Scoperto maxi-tartufo – Un tartufo bianco di dimensioni record è stato trovato nei boschi di Pietralunga, pronto a deliziare i palati nei ristoranti stellati. Il fine anno ha riservato una sorpresa di dimensioni record per gli amanti del tartufo in Altotevere. Nei boschi di Pietralunga, i cavatori del territorio hanno scoperto un tartufo bianco di dimensioni eccezionali, pesante oltre un chilo.

Il tartufo, unico nel suo genere, ha superato il chilo e 100 grammi alla prova della bilancia, raggiungendo un valore di oltre 3.500 euro. Altri due esemplari di tartufo, sempre di dimensioni notevoli, hanno raggiunto quasi i sette ettogrammi ciascuno.
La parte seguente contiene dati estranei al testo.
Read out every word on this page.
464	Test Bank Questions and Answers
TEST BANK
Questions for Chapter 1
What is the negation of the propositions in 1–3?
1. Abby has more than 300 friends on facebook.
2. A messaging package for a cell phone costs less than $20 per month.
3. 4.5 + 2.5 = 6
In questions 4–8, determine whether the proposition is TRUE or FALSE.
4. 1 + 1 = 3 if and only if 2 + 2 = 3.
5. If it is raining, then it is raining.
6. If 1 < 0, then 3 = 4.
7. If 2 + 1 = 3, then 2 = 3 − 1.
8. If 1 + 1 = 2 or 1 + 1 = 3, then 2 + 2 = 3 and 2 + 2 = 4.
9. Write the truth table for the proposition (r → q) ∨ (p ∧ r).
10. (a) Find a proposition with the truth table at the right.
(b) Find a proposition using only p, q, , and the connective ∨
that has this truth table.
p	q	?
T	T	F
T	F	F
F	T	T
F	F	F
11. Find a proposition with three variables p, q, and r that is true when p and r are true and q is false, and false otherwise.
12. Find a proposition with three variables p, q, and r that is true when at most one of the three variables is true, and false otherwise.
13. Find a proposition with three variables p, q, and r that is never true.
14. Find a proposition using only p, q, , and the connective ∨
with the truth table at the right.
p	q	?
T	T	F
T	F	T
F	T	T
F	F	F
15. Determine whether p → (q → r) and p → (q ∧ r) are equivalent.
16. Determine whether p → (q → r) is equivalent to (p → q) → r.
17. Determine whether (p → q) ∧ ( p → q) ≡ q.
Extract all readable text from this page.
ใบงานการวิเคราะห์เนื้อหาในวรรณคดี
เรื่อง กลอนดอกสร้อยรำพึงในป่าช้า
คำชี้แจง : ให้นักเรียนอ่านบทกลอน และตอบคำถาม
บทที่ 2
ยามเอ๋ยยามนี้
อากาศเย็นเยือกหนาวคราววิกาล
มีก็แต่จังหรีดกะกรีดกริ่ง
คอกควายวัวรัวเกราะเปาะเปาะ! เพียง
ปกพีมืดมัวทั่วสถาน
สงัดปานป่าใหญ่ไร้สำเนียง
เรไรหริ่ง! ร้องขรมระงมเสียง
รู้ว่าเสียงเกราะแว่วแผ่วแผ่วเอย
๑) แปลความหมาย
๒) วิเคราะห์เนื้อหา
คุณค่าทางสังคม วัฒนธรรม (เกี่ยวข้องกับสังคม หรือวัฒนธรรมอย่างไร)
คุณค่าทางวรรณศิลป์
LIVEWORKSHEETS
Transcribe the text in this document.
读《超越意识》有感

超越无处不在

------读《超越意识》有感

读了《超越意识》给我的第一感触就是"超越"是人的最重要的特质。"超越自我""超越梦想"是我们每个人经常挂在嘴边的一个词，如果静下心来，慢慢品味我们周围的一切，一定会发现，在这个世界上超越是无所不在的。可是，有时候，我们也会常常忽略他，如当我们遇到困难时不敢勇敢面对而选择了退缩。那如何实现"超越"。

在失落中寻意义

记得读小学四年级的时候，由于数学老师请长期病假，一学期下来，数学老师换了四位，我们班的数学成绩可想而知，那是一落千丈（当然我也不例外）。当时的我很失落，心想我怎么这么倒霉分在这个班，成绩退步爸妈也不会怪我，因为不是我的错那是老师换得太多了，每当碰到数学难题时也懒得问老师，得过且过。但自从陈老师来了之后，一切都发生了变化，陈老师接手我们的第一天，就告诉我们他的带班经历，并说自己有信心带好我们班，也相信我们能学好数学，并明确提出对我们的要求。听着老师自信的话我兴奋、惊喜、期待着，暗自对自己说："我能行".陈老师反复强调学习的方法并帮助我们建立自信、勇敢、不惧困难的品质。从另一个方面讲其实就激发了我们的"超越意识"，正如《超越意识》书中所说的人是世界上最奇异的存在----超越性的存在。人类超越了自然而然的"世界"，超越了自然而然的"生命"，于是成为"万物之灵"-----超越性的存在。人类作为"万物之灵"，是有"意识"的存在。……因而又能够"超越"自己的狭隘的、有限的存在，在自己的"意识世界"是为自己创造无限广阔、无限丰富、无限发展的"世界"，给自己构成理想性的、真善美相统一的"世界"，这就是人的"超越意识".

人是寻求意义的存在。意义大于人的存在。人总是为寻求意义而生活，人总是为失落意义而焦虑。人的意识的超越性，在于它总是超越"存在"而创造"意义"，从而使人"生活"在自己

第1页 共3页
Questi tartufi di dimensioni eccezionali, scrive La Nazione, hanno già trovato la loro destinazione, essendo stati acquistati da ristoranti stellati pronti a utilizzarli per arricchire i loro menu di Natale e delle festività. Queste scoperte rappresentano gli ultimi colpi a sorpresa che la natura ha riservato ai fortunati cavatori in questi giorni che separano il 2023 dal nuovo anno.

A darne notizia è Giuliano Martinelli, presidente di Cna Umbria Agroalimentare e a capo di una delle più importanti aziende di trasformazione del tartufo con sede a Pietralunga. Martinelli ha condiviso sui social una foto delle tre ‘pepite d’oro’ assieme al figlio Giulio e alla compagna Elisa Ioni, esperta tartufaia.

Secondo Martinelli, la stagione del tartufo era iniziata in sordina, con pochi tartufi ma di grande qualità. Tuttavia, nel mese di novembre e ora a fine dicembre, la natura ha riservato piacevoli sorprese. Martinelli attribuisce queste scoperte al clima, al terreno e ad altri fattori che variano di anno in anno.

Martinelli ricorda con orgoglio che il territorio altotiberino è una delle zone in Italia dove si trova il miglior tartufo bianco, noto per il suo profumo e la sua qualità straordinari. Tuttavia, sottolinea che senza i cani, straordinari compagni di viaggio, nulla sarebbe possibile. In questo caso, è stato il cane a rendersi subito conto che sotto al terreno c’era un piccolo tesoro.